Dans la première Mitsva qui nous fut commandée en tant que peuple, D.ieu nous ordonna de relier nos vies à la lune. Il nous demanda d’établir un calendrier basé sur le mois lunaire – le cycle de 29,5 jours dans lequel la lune, telle que perçue par un observateur terrestre, achève sa révolution autour de la Terre.

Ainsi, le calendrier juif est-il un calendrier de mois, mesurés par la durée d’une nouvelle lune à la suivante. Douze de ces mois totalisent une année d’environ 354 jours, soit onze jours de moins que le cycle solaire de 365,25 jours. L’année juive alterne donc entre 12 et 13 mois, le mois supplémentaire (ajouté sept fois dans un cycle de 19 ans) servant à aligner les mois lunaires sur le cycle solaire des saisons. (En revanche, les mois des calendriers à base solaire sont totalement artificiels, car ils ne sont que la division de l’année solaire en douze segments plus ou moins égaux. Ces mois n’ont aucun rapport avec le cycle lunaire, ni avec aucun autre phénomène naturel.)

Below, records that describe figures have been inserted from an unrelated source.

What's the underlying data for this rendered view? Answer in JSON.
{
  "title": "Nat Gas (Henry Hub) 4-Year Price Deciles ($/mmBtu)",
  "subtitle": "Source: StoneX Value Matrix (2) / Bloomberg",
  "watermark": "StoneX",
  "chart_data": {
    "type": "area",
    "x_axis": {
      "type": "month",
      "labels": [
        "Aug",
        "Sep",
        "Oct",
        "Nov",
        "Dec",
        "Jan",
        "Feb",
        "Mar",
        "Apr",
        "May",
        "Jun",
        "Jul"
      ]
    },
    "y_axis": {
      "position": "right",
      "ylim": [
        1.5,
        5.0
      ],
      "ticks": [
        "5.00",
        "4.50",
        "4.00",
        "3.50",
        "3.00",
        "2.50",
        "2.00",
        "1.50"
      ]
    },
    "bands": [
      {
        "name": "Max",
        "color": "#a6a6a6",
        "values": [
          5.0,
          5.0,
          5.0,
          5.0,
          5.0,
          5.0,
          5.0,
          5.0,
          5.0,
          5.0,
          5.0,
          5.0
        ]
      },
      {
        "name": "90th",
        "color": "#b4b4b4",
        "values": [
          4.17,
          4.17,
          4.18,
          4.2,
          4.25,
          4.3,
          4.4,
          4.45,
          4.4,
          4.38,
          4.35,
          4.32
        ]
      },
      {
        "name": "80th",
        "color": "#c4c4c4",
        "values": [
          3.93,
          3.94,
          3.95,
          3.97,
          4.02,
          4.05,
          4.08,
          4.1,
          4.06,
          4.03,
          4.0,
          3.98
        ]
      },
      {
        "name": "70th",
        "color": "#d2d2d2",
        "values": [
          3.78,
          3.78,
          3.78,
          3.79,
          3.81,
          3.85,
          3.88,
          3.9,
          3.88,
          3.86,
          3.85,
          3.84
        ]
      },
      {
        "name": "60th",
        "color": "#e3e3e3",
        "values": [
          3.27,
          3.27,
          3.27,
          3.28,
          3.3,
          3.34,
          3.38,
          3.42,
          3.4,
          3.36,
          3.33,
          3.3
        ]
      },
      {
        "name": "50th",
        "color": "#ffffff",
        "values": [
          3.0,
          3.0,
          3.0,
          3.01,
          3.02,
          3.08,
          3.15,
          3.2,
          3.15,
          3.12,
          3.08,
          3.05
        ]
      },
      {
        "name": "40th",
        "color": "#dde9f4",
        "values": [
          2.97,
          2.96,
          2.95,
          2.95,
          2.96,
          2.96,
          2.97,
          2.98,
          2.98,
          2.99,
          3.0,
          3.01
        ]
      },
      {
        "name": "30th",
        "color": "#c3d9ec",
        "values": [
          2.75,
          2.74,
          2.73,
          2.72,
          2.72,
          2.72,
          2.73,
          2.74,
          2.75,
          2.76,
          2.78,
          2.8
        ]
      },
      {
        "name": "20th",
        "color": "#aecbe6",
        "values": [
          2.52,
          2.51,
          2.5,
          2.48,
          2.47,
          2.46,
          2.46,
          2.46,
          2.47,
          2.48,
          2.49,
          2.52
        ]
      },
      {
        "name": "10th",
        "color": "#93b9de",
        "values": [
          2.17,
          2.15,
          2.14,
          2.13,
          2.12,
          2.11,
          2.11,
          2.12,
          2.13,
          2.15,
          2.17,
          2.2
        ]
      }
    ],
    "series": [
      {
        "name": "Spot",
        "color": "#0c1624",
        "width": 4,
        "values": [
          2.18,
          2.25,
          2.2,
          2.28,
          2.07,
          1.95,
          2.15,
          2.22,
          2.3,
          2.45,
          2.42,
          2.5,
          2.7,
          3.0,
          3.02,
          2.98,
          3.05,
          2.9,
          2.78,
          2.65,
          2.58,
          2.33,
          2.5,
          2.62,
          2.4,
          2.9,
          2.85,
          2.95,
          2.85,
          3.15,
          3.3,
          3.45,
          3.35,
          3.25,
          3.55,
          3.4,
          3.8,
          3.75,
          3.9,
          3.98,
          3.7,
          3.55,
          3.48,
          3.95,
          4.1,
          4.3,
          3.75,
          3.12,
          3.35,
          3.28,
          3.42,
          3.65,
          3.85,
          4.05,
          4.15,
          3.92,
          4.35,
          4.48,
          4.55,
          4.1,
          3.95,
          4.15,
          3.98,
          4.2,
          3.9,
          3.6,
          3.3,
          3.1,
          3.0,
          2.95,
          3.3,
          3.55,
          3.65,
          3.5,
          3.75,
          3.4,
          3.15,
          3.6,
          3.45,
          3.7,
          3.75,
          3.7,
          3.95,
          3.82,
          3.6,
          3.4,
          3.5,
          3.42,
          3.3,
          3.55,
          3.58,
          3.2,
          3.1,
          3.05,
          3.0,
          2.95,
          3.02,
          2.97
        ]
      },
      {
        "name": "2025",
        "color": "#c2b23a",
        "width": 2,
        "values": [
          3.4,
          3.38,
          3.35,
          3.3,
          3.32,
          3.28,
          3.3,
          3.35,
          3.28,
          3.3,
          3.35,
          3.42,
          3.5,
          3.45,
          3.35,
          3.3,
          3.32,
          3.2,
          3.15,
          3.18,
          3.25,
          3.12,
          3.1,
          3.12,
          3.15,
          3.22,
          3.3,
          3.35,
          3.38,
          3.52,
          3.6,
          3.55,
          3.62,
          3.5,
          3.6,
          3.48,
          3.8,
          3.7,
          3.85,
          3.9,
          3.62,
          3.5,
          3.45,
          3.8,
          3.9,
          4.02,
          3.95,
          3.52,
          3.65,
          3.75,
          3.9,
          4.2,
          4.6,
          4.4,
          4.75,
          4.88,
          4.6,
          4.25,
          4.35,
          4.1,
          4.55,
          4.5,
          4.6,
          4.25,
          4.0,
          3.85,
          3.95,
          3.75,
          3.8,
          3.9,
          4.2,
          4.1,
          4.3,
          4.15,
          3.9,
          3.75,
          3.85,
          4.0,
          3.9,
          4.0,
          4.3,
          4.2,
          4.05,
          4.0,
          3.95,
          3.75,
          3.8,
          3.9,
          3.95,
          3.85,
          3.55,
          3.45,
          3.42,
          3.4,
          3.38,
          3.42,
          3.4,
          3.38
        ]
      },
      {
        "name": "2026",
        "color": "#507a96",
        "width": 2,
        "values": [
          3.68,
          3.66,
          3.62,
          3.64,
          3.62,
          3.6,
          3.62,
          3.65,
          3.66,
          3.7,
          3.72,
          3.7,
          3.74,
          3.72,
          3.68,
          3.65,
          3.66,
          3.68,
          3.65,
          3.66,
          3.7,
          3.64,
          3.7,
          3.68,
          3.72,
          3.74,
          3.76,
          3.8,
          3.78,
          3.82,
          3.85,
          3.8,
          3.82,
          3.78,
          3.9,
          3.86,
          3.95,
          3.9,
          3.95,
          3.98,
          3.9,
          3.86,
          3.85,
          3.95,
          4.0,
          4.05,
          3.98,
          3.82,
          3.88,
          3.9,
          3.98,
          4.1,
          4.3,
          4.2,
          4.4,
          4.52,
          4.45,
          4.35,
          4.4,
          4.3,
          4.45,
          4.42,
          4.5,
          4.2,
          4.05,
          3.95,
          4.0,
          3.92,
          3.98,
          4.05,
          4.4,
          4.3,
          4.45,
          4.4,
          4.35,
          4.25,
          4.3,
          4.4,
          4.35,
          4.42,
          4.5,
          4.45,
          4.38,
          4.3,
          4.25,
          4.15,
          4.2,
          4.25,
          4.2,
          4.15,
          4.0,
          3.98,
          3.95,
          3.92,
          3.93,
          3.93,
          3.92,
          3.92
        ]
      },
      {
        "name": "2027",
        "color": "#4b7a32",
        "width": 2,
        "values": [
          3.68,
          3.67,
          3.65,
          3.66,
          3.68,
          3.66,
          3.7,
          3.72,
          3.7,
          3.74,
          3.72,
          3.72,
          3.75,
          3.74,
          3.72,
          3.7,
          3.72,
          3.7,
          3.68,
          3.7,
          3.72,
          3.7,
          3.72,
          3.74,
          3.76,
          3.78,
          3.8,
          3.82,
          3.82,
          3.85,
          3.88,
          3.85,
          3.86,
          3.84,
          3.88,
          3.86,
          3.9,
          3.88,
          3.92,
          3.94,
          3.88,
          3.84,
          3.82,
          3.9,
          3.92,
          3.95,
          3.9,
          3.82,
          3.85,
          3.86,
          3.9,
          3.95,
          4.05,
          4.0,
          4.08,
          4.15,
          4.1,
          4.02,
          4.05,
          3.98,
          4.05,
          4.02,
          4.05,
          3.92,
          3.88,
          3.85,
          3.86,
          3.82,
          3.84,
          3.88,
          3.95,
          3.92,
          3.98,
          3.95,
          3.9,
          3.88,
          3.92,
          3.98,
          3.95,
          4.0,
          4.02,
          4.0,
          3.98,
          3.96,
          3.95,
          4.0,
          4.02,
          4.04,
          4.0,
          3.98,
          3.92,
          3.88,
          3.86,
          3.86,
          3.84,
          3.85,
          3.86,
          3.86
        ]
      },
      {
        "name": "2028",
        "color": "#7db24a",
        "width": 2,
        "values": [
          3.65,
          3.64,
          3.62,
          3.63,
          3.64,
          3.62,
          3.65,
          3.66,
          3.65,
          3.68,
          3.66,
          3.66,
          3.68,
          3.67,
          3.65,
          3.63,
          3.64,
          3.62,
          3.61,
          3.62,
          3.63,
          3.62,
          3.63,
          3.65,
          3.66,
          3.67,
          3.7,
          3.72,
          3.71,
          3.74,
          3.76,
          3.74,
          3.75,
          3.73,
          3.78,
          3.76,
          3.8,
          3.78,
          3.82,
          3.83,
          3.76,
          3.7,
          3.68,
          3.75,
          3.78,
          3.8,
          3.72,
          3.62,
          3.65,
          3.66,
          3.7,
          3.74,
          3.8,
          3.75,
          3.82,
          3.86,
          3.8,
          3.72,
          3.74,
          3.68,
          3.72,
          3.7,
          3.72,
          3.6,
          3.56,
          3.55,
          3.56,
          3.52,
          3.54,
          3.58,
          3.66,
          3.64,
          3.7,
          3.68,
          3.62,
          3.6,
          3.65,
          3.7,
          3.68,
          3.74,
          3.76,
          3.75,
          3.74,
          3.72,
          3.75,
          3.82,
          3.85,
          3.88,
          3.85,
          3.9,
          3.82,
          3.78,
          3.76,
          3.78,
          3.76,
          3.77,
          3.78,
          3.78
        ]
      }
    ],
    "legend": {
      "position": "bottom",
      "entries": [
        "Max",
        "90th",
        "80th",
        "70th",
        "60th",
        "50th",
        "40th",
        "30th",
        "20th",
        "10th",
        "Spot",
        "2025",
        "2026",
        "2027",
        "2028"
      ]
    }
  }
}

La « nouvelle lune » est la nuit où la lune est visible pour la première fois après sa disparition mensuelle de notre ciel nocturne. L’alignement et le mouvement de la lune par rapport à la terre et au soleil signifient que, pour l’observateur terrestre, la lune traverse des phases au cours desquelles elle croît et diminue, jusqu’à disparaître complètement à un moment de son cycle. Lorsque la lune est la plus proche du soleil, entre le soleil et la terre, son côté éclairé – le côté illuminé par la lumière du soleil – est tourné vers l’extérieur de la Terre, de sorte qu’il nous est invisible. Lorsqu’elle s’éloigne du soleil pour orbiter autour de la terre, elle apparaît d’abord comme un mince croissant de lumière, et continue de croître et de se remplir pendant les quinze jours suivants. Au milieu de son orbite, quand elle est la plus éloignée du soleil et que la terre se trouve entre le soleil et la lune, la moitié éclairée de la lune est entièrement visible sur la terre, de sorte qu’elle apparaît comme une sphère complète dans les cieux et baigne notre nuit de la pleine luminescence de sa lueur pacifique. Puis, alors que la lune poursuit son orbite terrestre, se rapprochant du soleil, nous la voyons de moins en moins ; la sphère se réduit par incréments nocturnes pour devenir une demi-sphère, puis des éclats de lumière de plus en plus maigres, jusqu’à ce qu’elle disparaisse de notre vue au point où elle se trouve à sa plus grande proximité du soleil.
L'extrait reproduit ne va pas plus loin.